Historical serologic RBC antigen phenotypes were compared to DNA-based types. We identified 71 typing discrepancies among 6360 antigen comparisons (1.1%) in 57 patients (11.5%). Of these 71 discordant antigen types, 34 serologic types were performed before 2008, and 37 were obtained between 2008 and 2014. Serologic typing was performed by manual tube method and there have been no notable changes in serologic typing reagents during this time frame. One antigen typing discrepancy was found in 47 patients, two discrepancies in seven, three in two, and four in one patient.
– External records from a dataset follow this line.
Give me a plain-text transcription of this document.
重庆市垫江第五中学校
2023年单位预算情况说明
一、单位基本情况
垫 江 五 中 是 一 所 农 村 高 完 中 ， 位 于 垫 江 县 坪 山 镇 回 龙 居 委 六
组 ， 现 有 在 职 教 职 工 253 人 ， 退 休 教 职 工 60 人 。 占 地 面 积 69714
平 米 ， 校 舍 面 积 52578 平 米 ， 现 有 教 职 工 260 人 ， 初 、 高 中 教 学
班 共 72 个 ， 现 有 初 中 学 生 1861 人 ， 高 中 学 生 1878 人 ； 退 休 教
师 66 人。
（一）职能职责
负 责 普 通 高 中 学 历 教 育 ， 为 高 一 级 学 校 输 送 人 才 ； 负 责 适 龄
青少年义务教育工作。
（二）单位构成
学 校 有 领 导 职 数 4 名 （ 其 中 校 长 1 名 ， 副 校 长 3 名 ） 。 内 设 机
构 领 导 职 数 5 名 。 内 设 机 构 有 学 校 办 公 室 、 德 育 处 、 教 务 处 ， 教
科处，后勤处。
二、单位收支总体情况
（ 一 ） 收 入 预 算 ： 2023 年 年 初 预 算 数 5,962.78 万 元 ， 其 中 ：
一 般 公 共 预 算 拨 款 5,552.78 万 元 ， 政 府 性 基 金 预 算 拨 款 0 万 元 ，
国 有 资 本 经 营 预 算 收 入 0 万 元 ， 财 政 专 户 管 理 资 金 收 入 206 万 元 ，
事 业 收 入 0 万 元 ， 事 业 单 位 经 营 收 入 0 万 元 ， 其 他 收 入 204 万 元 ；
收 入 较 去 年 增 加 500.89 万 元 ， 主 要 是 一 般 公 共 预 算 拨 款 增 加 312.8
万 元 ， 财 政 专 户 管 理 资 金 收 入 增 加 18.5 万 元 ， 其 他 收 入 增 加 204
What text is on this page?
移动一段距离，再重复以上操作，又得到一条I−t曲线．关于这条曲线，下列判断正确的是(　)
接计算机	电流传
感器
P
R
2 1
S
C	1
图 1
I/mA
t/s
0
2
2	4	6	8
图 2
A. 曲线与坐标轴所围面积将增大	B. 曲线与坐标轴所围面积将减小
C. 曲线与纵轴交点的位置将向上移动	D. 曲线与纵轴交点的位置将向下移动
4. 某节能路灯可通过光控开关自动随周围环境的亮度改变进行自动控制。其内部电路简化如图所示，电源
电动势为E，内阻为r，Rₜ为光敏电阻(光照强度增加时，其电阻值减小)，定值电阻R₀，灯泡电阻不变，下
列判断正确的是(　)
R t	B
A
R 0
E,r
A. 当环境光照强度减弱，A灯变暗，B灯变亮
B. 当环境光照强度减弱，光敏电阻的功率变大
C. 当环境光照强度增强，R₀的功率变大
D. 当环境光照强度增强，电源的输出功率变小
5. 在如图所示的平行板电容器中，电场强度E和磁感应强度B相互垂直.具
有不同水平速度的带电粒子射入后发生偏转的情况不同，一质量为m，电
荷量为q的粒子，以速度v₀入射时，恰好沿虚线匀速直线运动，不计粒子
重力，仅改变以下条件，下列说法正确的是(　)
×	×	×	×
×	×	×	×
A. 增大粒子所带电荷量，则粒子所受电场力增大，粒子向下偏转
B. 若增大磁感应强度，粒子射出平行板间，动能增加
Antigen results most often discrepant included 16 Fyb, 13 Jkb, 10 M, 10 N, and seven S (Fig. 1B). New specimens for repeat serologic typing were obtained for 66 of 71 discrepancies. Two patients were unavailable to obtain a repeat specimen. Serologic retyping was not performed for three discrepancies: two Fy(b−) historic serologic results were explained by inheritance of FY*X (265C>T missense mutation)17 encoding very weak antigen expression often not detected by serologic reagents and one weak e antigen expression associated with RHCE*ceJAL in trans to RHCE*cE18 revealed by high resolution RH genotyping (Table S2, available as supporting information in the online version of this paper). Retyping agreed with the genotype in 64 cases (Table S2). Many discrepancies were associated with samples with single-dose Fyb expression that were not originally detected as positive; 86% of Fyb discrepancies reacted weak+ to 2 + on the repeat serologic testing (Table S2). Direct sequencing revealed one Jka discrepancy explained by a JK*A nucleotide 130G>A change19 associated with weak antigen expression. Overall, discrepant results were equally associated with false-positive (n = 34) and false-negative (n = 33) historical serologic types.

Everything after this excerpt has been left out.